Kelley also wrote that there was only “anecdotal evidence of public disappointment that I am not able to speak to the media and the public.” He suggested his office hadn’t heard much angst.
Kelley is apparently living in a deep bunker. At least seven Washington newspaper editorial boards — The Seattle Times, The (Tacoma) News Tribune, The Olympian, The (Vancouver) Columbian, The Yakima Herald, The Wenatchee World and The (Spokane) Spokesman-Review — have criticized his avoidance strategy, urging him to come clean, take a leave or resign.
The auditor’s response indicates he needs to hear directly from the public. His email address is email@example.com.

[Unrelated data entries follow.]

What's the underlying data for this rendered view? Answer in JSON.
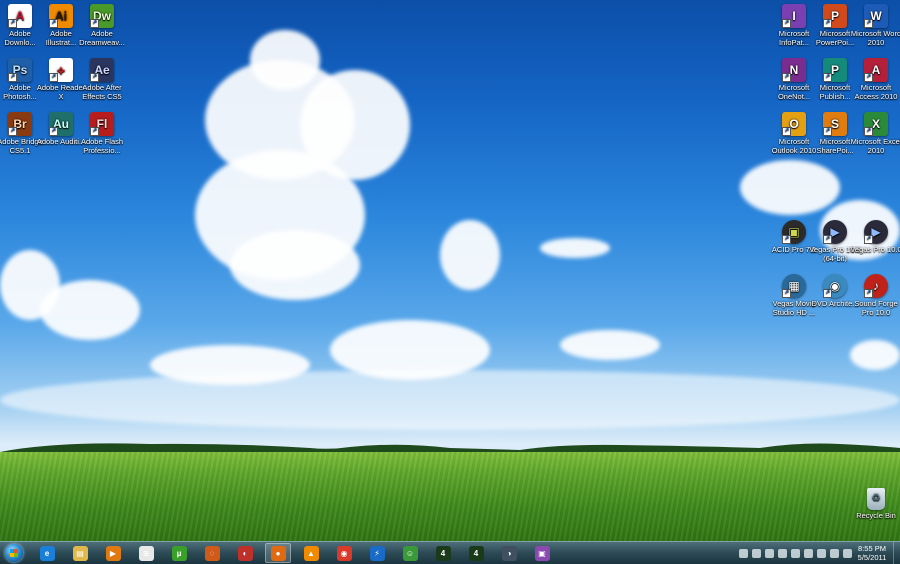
{
  "desktop": {
    "icons_left": [
      {
        "label": "Adobe Downlo...",
        "glyph": "A",
        "color": "#ffffff",
        "fg": "#c8102e",
        "icon": "adobe-download-icon"
      },
      {
        "label": "Adobe Illustrat...",
        "glyph": "Ai",
        "color": "#f08a00",
        "fg": "#2b1a00",
        "icon": "illustrator-icon"
      },
      {
        "label": "Adobe Dreamweav...",
        "glyph": "Dw",
        "color": "#4a9a2a",
        "fg": "#e8ffd8",
        "icon": "dreamweaver-icon"
      },
      {
        "label": "Adobe Photosh...",
        "glyph": "Ps",
        "color": "#1f5fa8",
        "fg": "#bfe3ff",
        "icon": "photoshop-icon"
      },
      {
        "label": "Adobe Reader X",
        "glyph": "⟡",
        "color": "#ffffff",
        "fg": "#d01616",
        "icon": "adobe-reader-icon"
      },
      {
        "label": "Adobe After Effects CS5",
        "glyph": "Ae",
        "color": "#2a3560",
        "fg": "#cdd7ff",
        "icon": "after-effects-icon"
      },
      {
        "label": "Adobe Bridge CS5.1",
        "glyph": "Br",
        "color": "#8a3a10",
        "fg": "#ffd4b0",
        "icon": "bridge-icon"
      },
      {
        "label": "Adobe Auditi...",
        "glyph": "Au",
        "color": "#1f6f6a",
        "fg": "#c8fff6",
        "icon": "audition-icon"
      },
      {
        "label": "Adobe Flash Professio...",
        "glyph": "Fl",
        "color": "#b81d1d",
        "fg": "#ffe0e0",
        "icon": "flash-icon"
      }
    ],
    "icons_right": [
      {
        "label": "Microsoft InfoPat...",
        "glyph": "I",
        "color": "#7a3fb0",
        "fg": "#ffffff",
        "icon": "infopath-icon"
      },
      {
        "label": "Microsoft PowerPoi...",
        "glyph": "P",
        "color": "#d24a1c",
        "fg": "#ffffff",
        "icon": "powerpoint-icon"
      },
      {
        "label": "Microsoft Word 2010",
        "glyph": "W",
        "color": "#1e5bb8",
        "fg": "#ffffff",
        "icon": "word-icon"
      },
      {
        "label": "Microsoft OneNot...",
        "glyph": "N",
        "color": "#7b2c8f",
        "fg": "#ffffff",
        "icon": "onenote-icon"
      },
      {
        "label": "Microsoft Publish...",
        "glyph": "P",
        "color": "#138a7a",
        "fg": "#ffffff",
        "icon": "publisher-icon"
      },
      {
        "label": "Microsoft Access 2010",
        "glyph": "A",
        "color": "#b41f3a",
        "fg": "#ffffff",
        "icon": "access-icon"
      },
      {
        "label": "Microsoft Outlook 2010",
        "glyph": "O",
        "color": "#e2a012",
        "fg": "#ffffff",
        "icon": "outlook-icon"
      },
      {
        "label": "Microsoft SharePoi...",
        "glyph": "S",
        "color": "#e07c10",
        "fg": "#ffffff",
        "icon": "sharepoint-icon"
      },
      {
        "label": "Microsoft Excel 2010",
        "glyph": "X",
        "color": "#2a8a3a",
        "fg": "#ffffff",
        "icon": "excel-icon"
      },
      {
        "label": "ACID Pro 7.0",
        "glyph": "▣",
        "color": "#2b2b2b",
        "fg": "#cfd84a",
        "icon": "acid-pro-icon"
      },
      {
        "label": "Vegas Pro 10.0 (64-bit)",
        "glyph": "▶",
        "color": "#2a2a3a",
        "fg": "#8fb8ff",
        "icon": "vegas-pro-64-icon"
      },
      {
        "label": "Vegas Pro 10.0",
        "glyph": "▶",
        "color": "#2a2a3a",
        "fg": "#8fb8ff",
        "icon": "vegas-pro-icon"
      },
      {
        "label": "Vegas Movie Studio HD ...",
        "glyph": "▦",
        "color": "#2a6a9a",
        "fg": "#ffffff",
        "icon": "vegas-movie-studio-icon"
      },
      {
        "label": "DVD Archite...",
        "glyph": "◉",
        "color": "#3a8ac0",
        "fg": "#ffffff",
        "icon": "dvd-architect-icon"
      },
      {
        "label": "Sound Forge Pro 10.0",
        "glyph": "♪",
        "color": "#c0221a",
        "fg": "#ffffff",
        "icon": "sound-forge-icon"
      }
    ],
    "recycle_bin": {
      "label": "Recycle Bin",
      "icon": "recycle-bin-icon"
    }
  },
  "taskbar": {
    "start_icon": "windows-start-orb-icon",
    "items": [
      {
        "name": "internet-explorer",
        "glyph": "e",
        "color": "#1a7fd8",
        "icon": "internet-explorer-icon"
      },
      {
        "name": "windows-explorer",
        "glyph": "▤",
        "color": "#e2b84a",
        "icon": "folder-icon"
      },
      {
        "name": "media-player",
        "glyph": "▶",
        "color": "#e07a10",
        "icon": "media-player-icon"
      },
      {
        "name": "app-4",
        "glyph": "≋",
        "color": "#e8e8e8",
        "icon": "app-icon"
      },
      {
        "name": "utorrent",
        "glyph": "µ",
        "color": "#3aa02a",
        "icon": "utorrent-icon"
      },
      {
        "name": "app-6",
        "glyph": "◌",
        "color": "#d05a1a",
        "icon": "app-icon"
      },
      {
        "name": "app-7",
        "glyph": "◐",
        "color": "#c0302a",
        "icon": "app-icon"
      },
      {
        "name": "firefox",
        "glyph": "●",
        "color": "#e06a12",
        "icon": "firefox-icon",
        "active": true
      },
      {
        "name": "vlc",
        "glyph": "▲",
        "color": "#f08a00",
        "icon": "vlc-icon"
      },
      {
        "name": "chrome",
        "glyph": "◉",
        "color": "#d93a2a",
        "icon": "chrome-icon"
      },
      {
        "name": "app-11",
        "glyph": "⚡",
        "color": "#1a6ac8",
        "icon": "app-icon"
      },
      {
        "name": "messenger",
        "glyph": "☺",
        "color": "#3a9a3a",
        "icon": "messenger-icon"
      },
      {
        "name": "app-13",
        "glyph": "4",
        "color": "#1a3a1a",
        "icon": "app-icon"
      },
      {
        "name": "app-14",
        "glyph": "4",
        "color": "#1a3a1a",
        "icon": "app-icon"
      },
      {
        "name": "app-15",
        "glyph": "◑",
        "color": "#405060",
        "icon": "app-icon"
      },
      {
        "name": "app-16",
        "glyph": "▣",
        "color": "#8a4ab0",
        "icon": "app-icon"
      }
    ],
    "clock": {
      "time": "8:55 PM",
      "date": "5/5/2011"
    }
  }
}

Kelley deserves the presumption of innocence in the ongoing criminal investigation, which centers on his past business practices in the mortgage industry and a former private-sector employee whom Kelley had the Auditor’s office hire for a dubious job he worked from his home in California.
Last week, this editorial page did not call for his resignation, calling for him to explain all he knows about the investigation. It is now clear that he won’t.
Kelley’s conduct since the subpoenas were served is the epitome of self-interest. He has lost the public’s trust. He should resign.
When he does, Inslee can appoint a temporary successor. Former Auditor Brian Sonntag, who served with honor for two decades before retiring in 2012, would be an excellent choice.